En 1944, ce prisonnier
récalcitrant qui ne veut décidément pas mourir
est transféré au camp de Mauthausen. Une fois
installé, il participe à une sorte de résistance
interne dont il prend rapidement la tête, aidé de deux
autres déportés, le communiste Allemand Franz Dehlem et
Gregory Fedorov, futur successeur de Béria en Union
Soviétique après la guerre. Le camp de Mauthausen tombe
en mai 1945, en grande partie grâce aux préparatifs de
ce groupe de résistance.
Après guerre,
Bergier devient un conseiller incontournable du gouvernement et
traîne du côté des services secrets. Poursuite de
criminels de guerre, espionnage et contre-espionnage, recherche de
secrets militaires constituent alors son quotidien...
Bergier et l'alchimie
C'est en 1938 que
Jacques Bergier s'intéresse pour la première fois
à l'alchimie. C'est Helbronner lui-même qui lui en parle
et l'emmène rencontrer un employé d'une usine de gaz de
la banlieue parisienne : rien moins que le célèbre
alchimiste Fulcanelli, auteur des deux livres Le mystère des
cathédrales et Les demeures philosophales. Au cours de la
discussion, si l'on en croit Bergier, Fulcanelli disserte sur les
grands dangers auxquels peut aboutir la recherche atomique. Si
l'homme maîtrise l'énergie nucléaire, c'est toute
la civilisation qui est menacée d'autodestruction. Cette
fameuse discussion est racontée dans Le Matin des
Magiciens.
Après guerre,
Bergier va lui-même tenter des expériences alchimiques,
et prétend avoir pu synthétiser de l'argent et de l'or
en petites quantités, mais aussi du béryllium. Le
béryllium est l'élément principal de
l'émeraude, et Bergier relève (dans son autobiographie)

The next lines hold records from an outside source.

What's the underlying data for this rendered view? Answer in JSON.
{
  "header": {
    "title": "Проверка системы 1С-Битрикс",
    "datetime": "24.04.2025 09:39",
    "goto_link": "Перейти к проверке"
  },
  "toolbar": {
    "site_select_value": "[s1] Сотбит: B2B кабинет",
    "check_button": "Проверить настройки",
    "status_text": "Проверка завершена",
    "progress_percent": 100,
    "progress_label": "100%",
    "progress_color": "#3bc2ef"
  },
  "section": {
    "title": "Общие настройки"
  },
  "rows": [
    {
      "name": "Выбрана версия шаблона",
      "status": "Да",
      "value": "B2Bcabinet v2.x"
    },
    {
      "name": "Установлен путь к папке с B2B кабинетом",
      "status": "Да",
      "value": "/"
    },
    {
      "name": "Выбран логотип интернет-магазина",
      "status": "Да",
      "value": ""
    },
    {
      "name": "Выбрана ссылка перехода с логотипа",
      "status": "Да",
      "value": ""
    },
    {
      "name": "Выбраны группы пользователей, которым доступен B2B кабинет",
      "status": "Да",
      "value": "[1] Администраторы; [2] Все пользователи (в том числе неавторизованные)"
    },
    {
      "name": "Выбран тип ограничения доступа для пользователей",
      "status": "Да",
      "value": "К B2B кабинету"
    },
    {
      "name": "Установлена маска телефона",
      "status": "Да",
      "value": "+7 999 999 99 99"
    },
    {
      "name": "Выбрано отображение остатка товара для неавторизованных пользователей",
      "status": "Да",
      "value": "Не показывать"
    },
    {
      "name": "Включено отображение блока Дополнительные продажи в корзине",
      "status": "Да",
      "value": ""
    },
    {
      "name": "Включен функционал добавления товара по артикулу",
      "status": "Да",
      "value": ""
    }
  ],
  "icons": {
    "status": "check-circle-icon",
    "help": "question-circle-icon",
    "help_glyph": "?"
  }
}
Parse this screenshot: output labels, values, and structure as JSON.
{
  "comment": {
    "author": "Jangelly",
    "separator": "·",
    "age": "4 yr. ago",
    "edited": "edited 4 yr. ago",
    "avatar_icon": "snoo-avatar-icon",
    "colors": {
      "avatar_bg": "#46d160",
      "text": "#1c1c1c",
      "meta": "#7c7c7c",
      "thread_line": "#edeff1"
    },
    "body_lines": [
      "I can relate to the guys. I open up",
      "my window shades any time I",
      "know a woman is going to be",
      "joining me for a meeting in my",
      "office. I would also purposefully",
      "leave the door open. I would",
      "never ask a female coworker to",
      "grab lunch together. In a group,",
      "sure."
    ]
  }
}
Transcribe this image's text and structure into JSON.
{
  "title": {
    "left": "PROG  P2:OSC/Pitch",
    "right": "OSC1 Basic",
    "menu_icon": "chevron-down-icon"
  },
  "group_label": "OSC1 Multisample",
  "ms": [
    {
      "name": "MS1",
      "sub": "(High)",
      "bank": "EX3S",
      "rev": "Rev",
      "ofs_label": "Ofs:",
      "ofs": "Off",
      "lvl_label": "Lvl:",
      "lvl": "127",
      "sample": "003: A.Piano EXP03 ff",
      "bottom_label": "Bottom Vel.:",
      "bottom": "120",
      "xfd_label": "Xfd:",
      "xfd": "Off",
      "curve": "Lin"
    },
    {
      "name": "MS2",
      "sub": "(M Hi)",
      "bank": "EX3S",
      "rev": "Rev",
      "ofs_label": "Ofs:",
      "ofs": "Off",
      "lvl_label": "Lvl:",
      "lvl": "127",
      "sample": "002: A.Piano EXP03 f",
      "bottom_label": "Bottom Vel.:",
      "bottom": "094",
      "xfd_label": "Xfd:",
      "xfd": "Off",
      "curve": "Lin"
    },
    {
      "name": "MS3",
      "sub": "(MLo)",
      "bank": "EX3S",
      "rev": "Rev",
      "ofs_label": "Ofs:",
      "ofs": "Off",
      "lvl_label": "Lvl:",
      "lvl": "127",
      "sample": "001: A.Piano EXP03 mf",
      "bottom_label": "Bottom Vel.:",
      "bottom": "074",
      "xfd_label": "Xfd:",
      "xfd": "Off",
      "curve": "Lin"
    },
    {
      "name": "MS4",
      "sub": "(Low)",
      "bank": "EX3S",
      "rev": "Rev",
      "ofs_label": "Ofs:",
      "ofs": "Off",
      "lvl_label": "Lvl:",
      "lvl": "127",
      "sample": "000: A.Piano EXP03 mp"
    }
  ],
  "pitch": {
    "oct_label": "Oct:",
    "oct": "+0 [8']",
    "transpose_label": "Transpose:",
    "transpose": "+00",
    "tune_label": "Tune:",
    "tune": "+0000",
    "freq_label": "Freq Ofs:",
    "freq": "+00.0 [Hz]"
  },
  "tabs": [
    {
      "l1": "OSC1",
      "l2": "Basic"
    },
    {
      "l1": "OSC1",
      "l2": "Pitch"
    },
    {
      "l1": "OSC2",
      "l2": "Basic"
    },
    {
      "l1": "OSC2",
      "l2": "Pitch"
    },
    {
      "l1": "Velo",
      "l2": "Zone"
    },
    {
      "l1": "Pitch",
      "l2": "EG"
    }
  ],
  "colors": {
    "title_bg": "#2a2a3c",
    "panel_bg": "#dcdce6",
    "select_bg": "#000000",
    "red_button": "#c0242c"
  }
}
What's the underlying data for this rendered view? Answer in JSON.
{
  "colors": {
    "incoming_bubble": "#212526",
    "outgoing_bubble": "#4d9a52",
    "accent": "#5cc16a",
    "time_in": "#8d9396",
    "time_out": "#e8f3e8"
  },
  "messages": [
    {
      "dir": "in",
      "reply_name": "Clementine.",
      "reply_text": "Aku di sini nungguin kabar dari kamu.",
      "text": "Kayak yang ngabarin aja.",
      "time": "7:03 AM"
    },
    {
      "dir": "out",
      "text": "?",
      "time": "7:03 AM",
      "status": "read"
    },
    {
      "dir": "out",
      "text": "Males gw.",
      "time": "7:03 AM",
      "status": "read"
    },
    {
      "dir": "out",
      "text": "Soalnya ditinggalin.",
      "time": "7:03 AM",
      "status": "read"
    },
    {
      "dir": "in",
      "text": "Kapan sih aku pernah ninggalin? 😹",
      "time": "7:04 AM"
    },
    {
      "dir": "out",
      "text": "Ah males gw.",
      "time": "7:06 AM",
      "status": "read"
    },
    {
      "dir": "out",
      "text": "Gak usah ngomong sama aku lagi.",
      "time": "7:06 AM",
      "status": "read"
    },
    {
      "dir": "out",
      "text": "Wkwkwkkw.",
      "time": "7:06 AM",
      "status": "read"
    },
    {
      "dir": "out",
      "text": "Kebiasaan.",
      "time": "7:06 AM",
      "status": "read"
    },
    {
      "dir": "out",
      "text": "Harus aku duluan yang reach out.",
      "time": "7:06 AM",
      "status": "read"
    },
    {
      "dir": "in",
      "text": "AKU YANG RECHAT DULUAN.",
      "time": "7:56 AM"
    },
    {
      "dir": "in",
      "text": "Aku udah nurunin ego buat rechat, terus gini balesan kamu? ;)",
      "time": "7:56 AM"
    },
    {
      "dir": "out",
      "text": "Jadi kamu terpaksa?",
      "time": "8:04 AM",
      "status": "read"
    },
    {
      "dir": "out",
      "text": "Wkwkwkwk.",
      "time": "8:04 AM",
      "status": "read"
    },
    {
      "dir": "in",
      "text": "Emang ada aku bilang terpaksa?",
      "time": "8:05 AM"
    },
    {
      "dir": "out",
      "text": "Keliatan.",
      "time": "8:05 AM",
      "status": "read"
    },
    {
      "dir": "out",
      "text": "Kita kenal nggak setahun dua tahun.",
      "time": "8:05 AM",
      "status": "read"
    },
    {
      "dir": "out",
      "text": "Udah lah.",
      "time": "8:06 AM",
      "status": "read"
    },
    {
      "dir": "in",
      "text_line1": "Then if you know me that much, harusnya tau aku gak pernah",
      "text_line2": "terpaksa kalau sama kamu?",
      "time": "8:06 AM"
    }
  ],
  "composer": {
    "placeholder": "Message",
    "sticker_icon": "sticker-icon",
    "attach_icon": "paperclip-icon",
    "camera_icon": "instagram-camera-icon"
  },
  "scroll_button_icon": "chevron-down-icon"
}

que le texte principal de l'art alchimique n'est autre que... La
Table d'Émeraude, du mythique Hermes
Trismégiste.
Après la
succès du Matin des Magiciens, Bergier entre en contact avec
un alchimiste allemand qui lui fournit quelques onces de
« poudre de projection ». D'après quelques
papiers personnels de Bergier datant de cette époque, la
poudre en question fonctionnait parfaitement. Peut-être est-ce
le même alchimiste allemand qui signe plus tard le livre
L'alchimie, science et sagesse, aux éditions Planète,
sous le nom de Titus Burckhardt.
Le Matin des Magiciens et Planète
C'est au milieu des
années 50 que Bergier rencontre Louis Pauwels. René
Alleau les présente l'un à l'autre. Pauwels cherchait
un homme de science capable de l'aider pour la rédaction de
certains articles. Les deux hommes n'ont réellement rien en
commun. Pauwels est un intellectuel, un littéraire qui a connu
une période guénonienne, c'est-à-dire
antiprogressiste, alors que Bergier ne jure que par la méthode
scientifique, méprisant tout autre attitude face au monde.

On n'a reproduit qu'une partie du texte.